Beth Ann Gargan, DC’s deputy secretary for Communications & External Affairs, expressed some disappointment. However, she mainly offered a positive spin on the news.

“We feel good that we were in the top three,” she said.

It also shined the national spotlight on the region as a agribusiness hub, she said. “Such recognition will boost our efforts to recruit new players to our state’s agriculture and agribusiness industry, which already has a nearly $92 billion annual economic impact and employs 728,000 people,” she said.

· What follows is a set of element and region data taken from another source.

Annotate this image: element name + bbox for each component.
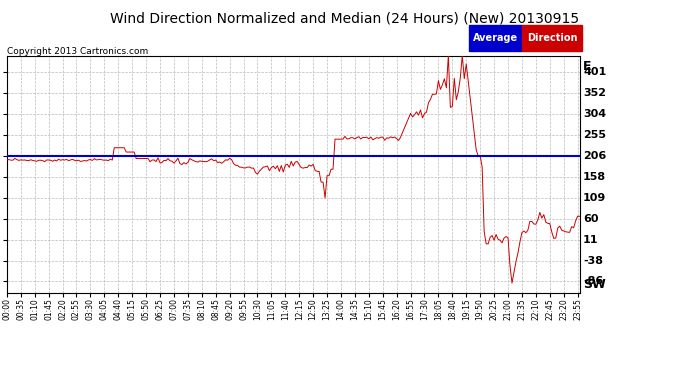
Text: -86: -86 <box>583 276 603 286</box>
Text: Copyright 2013 Cartronics.com: Copyright 2013 Cartronics.com <box>7 47 148 56</box>
Text: -38: -38 <box>583 256 603 266</box>
Text: 352: 352 <box>583 88 606 98</box>
Text: Direction: Direction <box>527 33 578 43</box>
Text: 401: 401 <box>583 67 607 77</box>
Text: 206: 206 <box>583 151 607 161</box>
Text: SW: SW <box>583 278 606 291</box>
Text: 60: 60 <box>583 214 598 223</box>
Text: 11: 11 <box>583 235 598 244</box>
Text: 304: 304 <box>583 109 607 119</box>
Text: 255: 255 <box>583 130 606 140</box>
Text: E: E <box>583 60 591 73</box>
Text: Wind Direction Normalized and Median (24 Hours) (New) 20130915: Wind Direction Normalized and Median (24… <box>110 11 580 25</box>
Text: 109: 109 <box>583 193 607 202</box>
Text: Average: Average <box>473 33 518 43</box>
Text: 158: 158 <box>583 171 607 182</box>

No Apple, no Amazon, but Wake County still generated 14,000 new jobs since the search for HQ2 began

And she’s right. Despite some big losses, the region as a whole is holding strong.  As previously reported, in the last 18 months or so, Wake County has quietly added more than 14,000 jobs, according to figures put together by the Raleigh Chamber of Commerce. It welcomed 50 new companies and saw 140 existing companies expand — a total investment of more than $727 million.

Not bad for a “loser.”

“For us as a market and as a region, it’s the type of growth we anticipate,” Haley told WRAL earlier.

Any incentives from NC?

Still, the big projects seem to evade us.

Earlier this month, U.S. Secretary of Agriculture Sonny Perdue toured the region as a potential site for the USDA’s Economic Research Service (ERS) and National Institute of Food and Agriculture (NIFA). It promised to bring around 500 jobs with it.

But in the end, Kansas City won out after reportedly offering $26 million in tax and other incentives.

Gargan wouldn’t get into the nitty-gritty on negotiations, or whether or not North Carolina also offered its own package of incentives.

“You will have to file a public records request,” she said.

However, she did offer some details on how it all went down.

On Wednesday afternoon, the Commerce Department – which had been working with Governor Cooper’s office and Wake County Economic Development on the bid – received word that a high-ranking official from the USDA had organized a phone call with the governor for Thursday morning.

Around 7.45 a.m. today, she said the call presumably took place, notifying Governor Cooper that the USDA had passed on the Triangle.

Of course, there will now be plenty of time to debrief and “look at what positive happened,” she said.

But she remains hopeful. “Yes, we’re disappointed but there’s a lot of good that can come out of it.”